Nei paesi imperialisti nelle rivolte e nelle guerre popolari non c'è un 90% da una parte e solo un 10% dall'altra. La guerra di popolo è anche una guerra civile, casa per casa; la guerra di resistenza antifascista ha già mostrato questo. I borghesi e i benestanti difendono la loro proprietà – anche quando a volte si tratta della proprietà di un supermercato in un territorio desolante. La società imperialista nelle fila del proletariato crea una aristocrazia operaia. Intellettuali, spesso che si dicono di sinistra - è successo in Francia - si sono scagliati contro la rivolta perchè parlarono con le viscere della “loro proprietà”, perchè essi vivono bene in questa società.
La polizia è stata schierata massicciamente, ma i giovani non hanno avuto paura. Il governo, lo Stato hanno avuto paura e hanno reagito come un esercito della paura, trasformando quartieri di Londra e di altre città inglesi in una sorta di Kabul.
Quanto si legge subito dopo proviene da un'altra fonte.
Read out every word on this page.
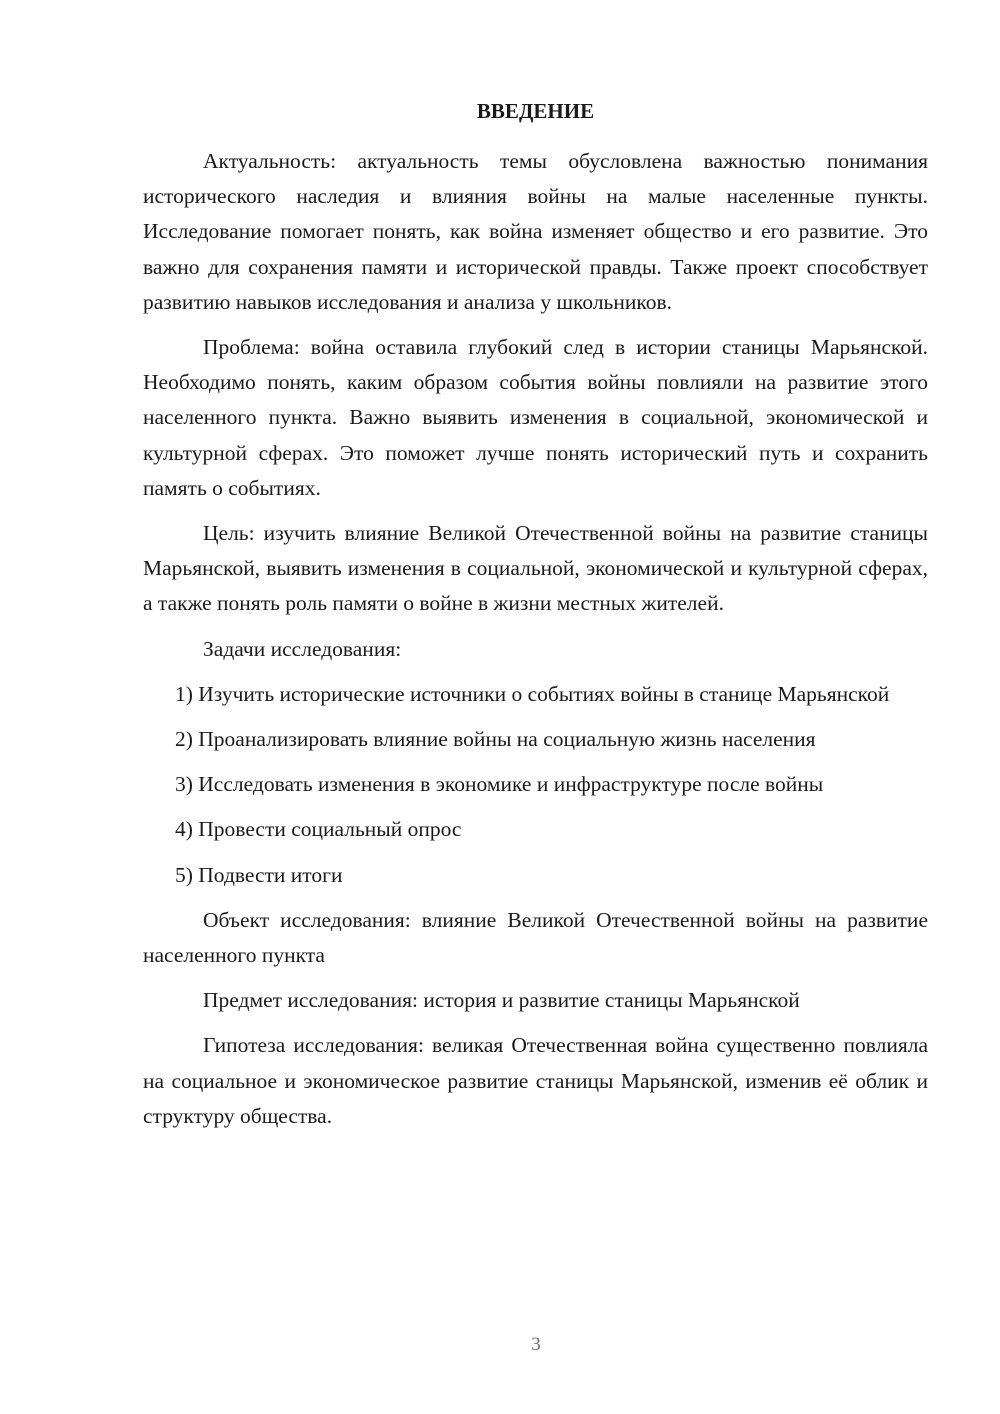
ВВЕДЕНИЕ

Актуальность: актуальность темы обусловлена важностью понимания исторического наследия и влияния войны на малые населенные пункты. Исследование помогает понять, как война изменяет общество и его развитие. Это важно для сохранения памяти и исторической правды. Также проект способствует развитию навыков исследования и анализа у школьников.

Проблема: война оставила глубокий след в истории станицы Марьянской. Необходимо понять, каким образом события войны повлияли на развитие этого населенного пункта. Важно выявить изменения в социальной, экономической и культурной сферах. Это поможет лучше понять исторический путь и сохранить память о событиях.

Цель: изучить влияние Великой Отечественной войны на развитие станицы Марьянской, выявить изменения в социальной, экономической и культурной сферах, а также понять роль памяти о войне в жизни местных жителей.

Задачи исследования:

1) Изучить исторические источники о событиях войны в станице Марьянской

2) Проанализировать влияние войны на социальную жизнь населения

3) Исследовать изменения в экономике и инфраструктуре после войны

4) Провести социальный опрос

5) Подвести итоги

Объект исследования: влияние Великой Отечественной войны на развитие населенного пункта

Предмет исследования: история и развитие станицы Марьянской

Гипотеза исследования: великая Отечественная война существенно повлияла на социальное и экономическое развитие станицы Марьянской, изменив её облик и структуру общества.

3
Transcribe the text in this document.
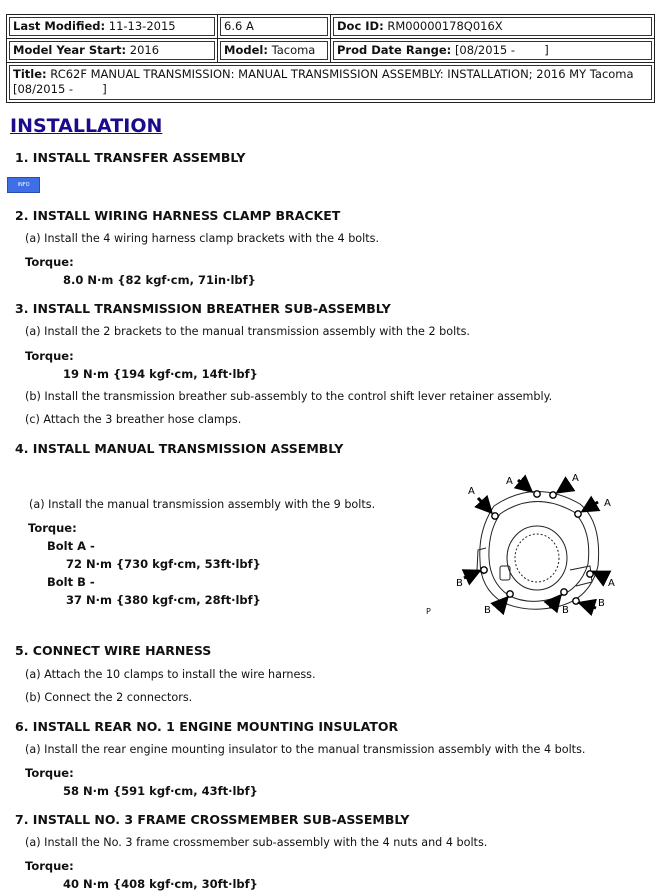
Last Modified: 11-13-2015	6.6 A	Doc ID: RM00000178Q016X

Model Year Start: 2016	Model: Tacoma	Prod Date Range: [08/2015 -        ]

Title: RC62F MANUAL TRANSMISSION: MANUAL TRANSMISSION ASSEMBLY: INSTALLATION; 2016 MY Tacoma [08/2015 -        ]		
INSTALLATION
1. INSTALL TRANSFER ASSEMBLY
INFO
2. INSTALL WIRING HARNESS CLAMP BRACKET
(a) Install the 4 wiring harness clamp brackets with the 4 bolts.
Torque:
8.0 N·m {82 kgf·cm, 71in·lbf}
3. INSTALL TRANSMISSION BREATHER SUB-ASSEMBLY
(a) Install the 2 brackets to the manual transmission assembly with the 2 bolts.
Torque:
19 N·m {194 kgf·cm, 14ft·lbf}
(b) Install the transmission breather sub-assembly to the control shift lever retainer assembly.
(c) Attach the 3 breather hose clamps.
4. INSTALL MANUAL TRANSMISSION ASSEMBLY
(a) Install the manual transmission assembly with the 9 bolts.
Torque:
Bolt A -
72 N·m {730 kgf·cm, 53ft·lbf}
Bolt B -
37 N·m {380 kgf·cm, 28ft·lbf}
A	A
A
A
A
B
B	B
B
P
5. CONNECT WIRE HARNESS
(a) Attach the 10 clamps to install the wire harness.
(b) Connect the 2 connectors.
6. INSTALL REAR NO. 1 ENGINE MOUNTING INSULATOR
(a) Install the rear engine mounting insulator to the manual transmission assembly with the 4 bolts.
Torque:
58 N·m {591 kgf·cm, 43ft·lbf}
7. INSTALL NO. 3 FRAME CROSSMEMBER SUB-ASSEMBLY
(a) Install the No. 3 frame crossmember sub-assembly with the 4 nuts and 4 bolts.
Torque:
40 N·m {408 kgf·cm, 30ft·lbf}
La borghesia, i suoi strumenti i suoi servi, hanno guardato con odio i ribelli perchè hanno visto il rischio dei loro privilegi. E a quel punto i borghesi che parlano di democrazia e libertà, diventano più violenti dei violenti ribelli, lanciano la caccia ai ribelli, chiamano a raccolta la società dei privilegi, della ricchezza, della miseria umana asservita, dei bottegai, anch'essi spesso immigrati di precedenti generazioni che pensano più al negozio che al figlio che partecipa alla rivolta. Usano i mega schermi, danno 4 anni di carcere per l'uso di Facebook. Hanno paura dell'etere, della loro stessa ombra, trasformano la realtà in un film di fantascienza.
Ma è la ribellione che fa riapparire lo “spettro” della rivoluzione, signori!

IMMIGRATI
L'ultimo tema che ha affrontato l'assemblea è quello delle lotte degli immigrati di questi ultimi mesi.
Nell'introduzione è stato detto: in Italia si stanno sviluppando lotte nella fase in cui gli immigrati arrivano nel nostro paese “con la rivolta incorporata”. Se riusciranno a restare nel nostro paese, non ci sarà bisogno di andare a Londra, gli immigrati faranno qui la loro Londra.
Gli immigrati sono protagonisti di differenti lotte, e spesso sono gli stessi immigrati nei diversi stadi della loro permanenza. La Puglia è diventata una Regione importante, con la presenza dei CIE, dei C.A.R.A., delle tendopoli, e in ognuna di queste strutture si sviluppano lotte, proteste e rivolte. E là dove, come per i braccianti di Nardò, gli immigrati vengono messi a lavorare e sono sfruttati come schiavi, sviluppano grandi scioperi, come appunto quello di Nardò che ricorda le grandi lotte bracciantili del nostro paese.

Sono seguiti interventi di compagne e compagni di Taranto che hanno partecipato, in certi casi in prima fila, a tutto il ciclo di lotte che ha attraversato la Puglia in questi mesi e di cui il blog di Proletari comunisti ha già raccontato e commentato con cronache ampie e tempestive.